14. Khawatir

189 15 0
                                    

Bel istirahat berbunyi, beberapa siswa di kelas 11 IPA 4 berteriak keras karena bebas dari kebut materi sang guru biologi. Mereka memekik keras-keras tanpa memperdulikan Malvin yang sedang tidak baik hari ini.

"Diam!" Pekik Malvin.

Kontan seluruh siswa-siswi yang berteriak heboh tadi terdiam. Malvin memang tidak menunjukkan tatapan tajamnya seperti biasa, tapi suaranya yang menggelegar dengan nada beremosi membuat mereka takut untuk bertindak lagi.

Malvin masih menyembunyikan wajahnya di lipatan tangannya, menahan kepalanya untuk menghilangkan rasa pusing yang menjerat.

Rian menepuk Malvin. "Ke kantin?"

Malvin tidak menjawab. Lantas Rian paham dan segera mengajak kedua temannya yang lain untuk pergi ke kantin.

Gunawan dan Frans khawatir tapi menutupi rasa itu dengan pemahaman jika Malvin ingin sendiri.

Lima menit kemudian Malvin bangkit dari kursinya dan keluar dari kelasnya. Pas pula bertemu dengan Jihan dan Tere yang sedang menuju ke kantin.

Jihan dan Tere kaget melihat wajah Malvin yang begitu pucat. Mereka bahkan sampai menghentikan langkah mereka. Malvin mengernyit melihat Jihan dan Tere yang tampak kaget, tapi dia tak perduli.

"Gia gak ke kantin?"

Tere menggeleng. "Lagi bad mood dia," jawab Tere.

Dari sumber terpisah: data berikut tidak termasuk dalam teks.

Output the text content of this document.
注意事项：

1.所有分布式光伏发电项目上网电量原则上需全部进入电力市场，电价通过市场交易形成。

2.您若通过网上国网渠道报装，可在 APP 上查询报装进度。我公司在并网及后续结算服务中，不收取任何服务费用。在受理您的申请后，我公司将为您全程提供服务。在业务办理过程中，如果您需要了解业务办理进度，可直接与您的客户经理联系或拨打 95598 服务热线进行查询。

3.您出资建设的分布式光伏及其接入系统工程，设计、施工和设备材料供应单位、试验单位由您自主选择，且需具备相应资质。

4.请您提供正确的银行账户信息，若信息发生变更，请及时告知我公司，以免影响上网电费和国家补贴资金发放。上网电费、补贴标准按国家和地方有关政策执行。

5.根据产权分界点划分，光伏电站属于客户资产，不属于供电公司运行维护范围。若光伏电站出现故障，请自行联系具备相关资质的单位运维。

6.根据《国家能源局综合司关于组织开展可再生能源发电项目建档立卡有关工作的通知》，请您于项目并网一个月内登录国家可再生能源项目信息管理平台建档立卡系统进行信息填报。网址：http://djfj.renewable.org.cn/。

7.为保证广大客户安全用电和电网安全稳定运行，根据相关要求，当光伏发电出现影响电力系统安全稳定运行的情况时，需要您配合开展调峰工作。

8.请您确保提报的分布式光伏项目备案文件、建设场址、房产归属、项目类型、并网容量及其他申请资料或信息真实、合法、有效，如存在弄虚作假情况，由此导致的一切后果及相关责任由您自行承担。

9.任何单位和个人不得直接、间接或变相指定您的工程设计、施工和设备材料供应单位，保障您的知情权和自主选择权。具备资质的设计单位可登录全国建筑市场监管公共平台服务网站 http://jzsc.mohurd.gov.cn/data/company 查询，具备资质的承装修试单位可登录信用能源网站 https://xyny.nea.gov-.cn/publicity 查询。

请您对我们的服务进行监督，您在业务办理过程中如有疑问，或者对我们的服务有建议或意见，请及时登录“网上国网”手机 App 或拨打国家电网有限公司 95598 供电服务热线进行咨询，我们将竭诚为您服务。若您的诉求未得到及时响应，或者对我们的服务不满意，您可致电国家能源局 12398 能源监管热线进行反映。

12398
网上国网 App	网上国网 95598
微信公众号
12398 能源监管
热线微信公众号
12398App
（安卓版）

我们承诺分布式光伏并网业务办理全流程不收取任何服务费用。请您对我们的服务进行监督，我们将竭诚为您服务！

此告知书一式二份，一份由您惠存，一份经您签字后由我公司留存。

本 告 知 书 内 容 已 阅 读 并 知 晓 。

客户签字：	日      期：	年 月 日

"Lo gak apa-apa, Vin?" Malvin hanya menggeleng lalu pergi menuju kantin.

Tere dan Jihan kembali bingung dengan sikap Malvin itu, segera mereka menuju tujuan mereka lagi.

OOO

Tangan Malvin penuh dengan somay dan juga es teh manis yang dibelinya di kantin barusan. Ia memotong barisan antrean dengan memasang wajah datar dan tatapan tajamnya, jika sudah begitu orang-orang akan menepi.

Beberapa juga kaget karena Malvin tampak begitu pucat. Ketiga temannya juga menatap Malvin bingung, mereka berpikir tadi sebenarnya Malvin menolak ajakan mereka atau tidak.

Langsung saja Malvin mengambil somay yang sudah di pack oleh nyak kantin dan juga segelas es teh manis. Ia terpaksa harus ke kantin ini mengingat Gia bisannya membeli makanan disini.

Setelahnya ia pergi dari kantin tanpa mengucapkan apapun kecuali meninggalkan uang dua puluh ribuan di meja nyak kantin.

Malvin berjalan di koridor, tatapannya lurus tanpa perduli bisikan orang-orang yang dia lewati. Malvin memang tidak suka di tatap prihatin oleh orang-orang, namun bukan ini saatnya untuk ia menghakimi orang-orang itu.

Anggap saja mereka perduli dengan Malvin.

"Eh... gila itu adik kelas yang ganteng banget kok bisa kek mayat ya?"

"Si Malvin woy, pantes tadi marah-marah di kelas, lagi sakit ternyata."

"Kak Malvin pucat banget hari ini!"

Itu seruan dari 3 tingkat berbeda, kakak kelasnya, teman satu kelasnya dan juga adik kelasnya.

Malvin tidak menoleh untuk terlihat merespon ucapan-ucapan mereka. Cowok itu justru mempercepat langkahnya di koridor.

Begitu sampai, Malvin masuki kelas itu. Terlihat kosong karena hanya ada satu orang gadis di dalamnya.

Segera Malvin mendekatinya. "Gi," panggil Malvin.

Gia menoleh dan menatap Malvin. "Makan, nanti kamu sakit," pinta Malvin seraya menyodorkan somay dan es teh.

"Kalo gue sakit, itu urusan gue sama kak Kevin, bukan urusan lo. Lo juga bukan dokter yang ribet buat ngobatin gue," ucap Gia sinis.